I was having a conversation over lunch today which reminded me that the more I refine my practice of AEC marketing, the more it requires me to venture into subject areas that were previously thought to be outside of my purview or pay grade. Let me illustrate:
Let’s say I’m charged with charting a course that will get my firm to a determined revenue goal within a determined amount of time. Among the considerations I look at under the circumstances is how profitable we are with certain types of clients or market verticals. While gathering such information, I may learn that, for example, we tend to do civic work more profitably than healthcare. I may also learn that, within the civic realm, we are more likely to be profitable when working with client A vs. client B. I may also learn that profitability within this sector is much more dependent on which project manager/supervisor is leading the work than on type of project or the client. Each of these outcomes requires a different response.
If I know we are more profitable with civic than healthcare, my response may be to work on lowering opportunity costs for healthcare pursuits. Many of the steps that can be taken toward this end are in marketing’s wheelhouse. If I learn that we’re more profitable working for client A than client B, I can gather and share this information to help make informed decisions about who we want to pursue and how much we want to spend pursuing them. Some of this is in marketing’s wheelhouse too.
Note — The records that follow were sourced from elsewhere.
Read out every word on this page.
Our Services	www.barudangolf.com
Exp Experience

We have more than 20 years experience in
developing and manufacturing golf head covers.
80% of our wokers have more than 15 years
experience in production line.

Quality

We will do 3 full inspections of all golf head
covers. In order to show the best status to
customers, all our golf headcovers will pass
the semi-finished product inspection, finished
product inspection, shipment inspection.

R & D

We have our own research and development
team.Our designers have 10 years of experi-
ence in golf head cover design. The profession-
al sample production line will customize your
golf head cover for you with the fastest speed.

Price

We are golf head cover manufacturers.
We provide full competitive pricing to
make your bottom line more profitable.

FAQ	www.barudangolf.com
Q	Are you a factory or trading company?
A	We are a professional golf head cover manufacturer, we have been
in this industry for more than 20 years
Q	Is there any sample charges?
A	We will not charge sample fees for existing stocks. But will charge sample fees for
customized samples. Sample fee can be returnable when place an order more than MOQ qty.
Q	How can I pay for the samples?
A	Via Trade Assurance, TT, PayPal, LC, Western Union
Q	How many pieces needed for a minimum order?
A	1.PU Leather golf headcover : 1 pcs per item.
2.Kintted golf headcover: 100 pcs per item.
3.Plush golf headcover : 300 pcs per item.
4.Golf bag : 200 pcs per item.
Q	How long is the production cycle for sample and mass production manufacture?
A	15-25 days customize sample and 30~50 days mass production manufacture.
If, however, I learn that the real difference is based on which employee manages the job, most of the solutions that need to be employed to address the problem are not traditionally in marketing’s “lane”. However, in my opinion, they are still marketing’s business.
Marketing has historically been an amplifier, not a creator of the firm’s “brand” – which is the cumulative perception of all the various experiences those inside and outside the firm have in their interactions with you – something we now call “human experience”. What marketing communicates becomes what potential clients/employees/project partners expect. Unless our billable colleagues can consistently deliver on what marketing promises, we set ourselves up to fail. Thus, in the age of instant, on-line ratings posted on, Glassdoor, Yelp and the like, the days of “staying in my lane” are, by necessity, over.
So, how do I broach the subject when I see a marketing problem that’s not really mine to fix? I believe the correct course of action is to present the challenge to my firm leaders with enough data to demonstrate why it’s a marketing problem. I ask them to fix it and to keep me in the loop as they do. I then try to focus my marketing efforts on the areas when I know we can deliver on our promise. I also trust my firm leaders to keep me posted as they fix any problems that compromise a complete and positive customer experience.